500 gms chicken on the bone (skinned)
for the marinade
2 tbsp yoghurt
1 tsp garam masala
1 tsp salt
a few drops of lemon juice
for the gravy
1 + 1 tbsp butter (see below)
1 inch stick of cinnamon
2-3 cardamon pods
400 grams tomato puree
3 heaped tbsp kasuri methi
4 tbsp ginger paste
4 tbsp garlic paste
250 ml double cream
Marinate the chicken overnight ideally, but as I was short of time, I fast forwarded to just an hour and it turned out alright. In a pan, heat 1 tbsp butter and add the chicken. Cover and cook on low heat for around 10-15 minutes.

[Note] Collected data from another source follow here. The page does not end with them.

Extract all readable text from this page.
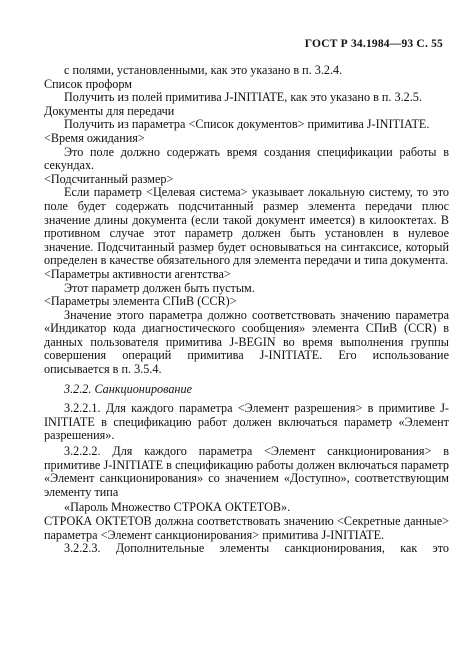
ГОСТ Р 34.1984—93 С. 55

с полями, установленными, как это указано в п. 3.2.4.

Список проформ

Получить из полей примитива J-INITIATE, как это указано в п. 3.2.5.

Документы для передачи

Получить из параметра <Список документов> примитива J-INITIATE.

<Время ожидания>

Это поле должно содержать время создания спецификации работы в секундах.

<Подсчитанный размер>

Если параметр <Целевая система> указывает локальную систему, то это поле будет содержать подсчитанный размер элемента передачи плюс значение длины документа (если такой документ имеется) в килооктетах. В противном случае этот параметр должен быть установлен в нулевое значение. Подсчитанный размер будет основываться на синтаксисе, который определен в качестве обязательного для элемента передачи и типа документа.

<Параметры активности агентства>

Этот параметр должен быть пустым.

<Параметры элемента СПиВ (CCR)>

Значение этого параметра должно соответствовать значению параметра «Индикатор кода диагностического сообщения» элемента СПиВ (CCR) в данных пользователя примитива J-BEGIN во время выполнения группы совершения операций примитива J-INITIATE. Его использование описывается в п. 3.5.4.

3.2.2. Санкционирование

3.2.2.1. Для каждого параметра <Элемент разрешения> в примитиве J-INITIATE в спецификацию работ должен включаться параметр «Элемент разрешения».

3.2.2.2. Для каждого параметра <Элемент санкционирования> в примитиве J-INITIATE в спецификацию работы должен включаться параметр «Элемент санкционирования» со значением «Доступно», соответствующим элементу типа

«Пароль Множество СТРОКА ОКТЕТОВ».

СТРОКА ОКТЕТОВ должна соответствовать значению <Секретные данные> параметра <Элемент санкционирования> примитива J-INITIATE.

3.2.2.3. Дополнительные элементы санкционирования, как это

Meanwhile, for the gravy, heat 1 tbsp butter and add the whole spices. Stir for a minute or two till fragrant. Next add the ginger garlic pastes and cook till done. Now add the tomato puree and kasuri methi. Turn up the heat a little and cook, stirring continuously, until the moisture evaporates. This should take around 10 minutes or so. Now add the chicken, and let it combine with the gravy. Simmer for around 5 minutes. Switch off the heat and finally, add the cream. Add salt to taste. If the gravy feels too thick or rich, add a little water to taste and adjust the salt accordingly.
Finish with chopped corainder, and if you are feeling brave or stupid, depending on how you look at it, a small (or large) pat of butter. Serve with hot rotis or naan.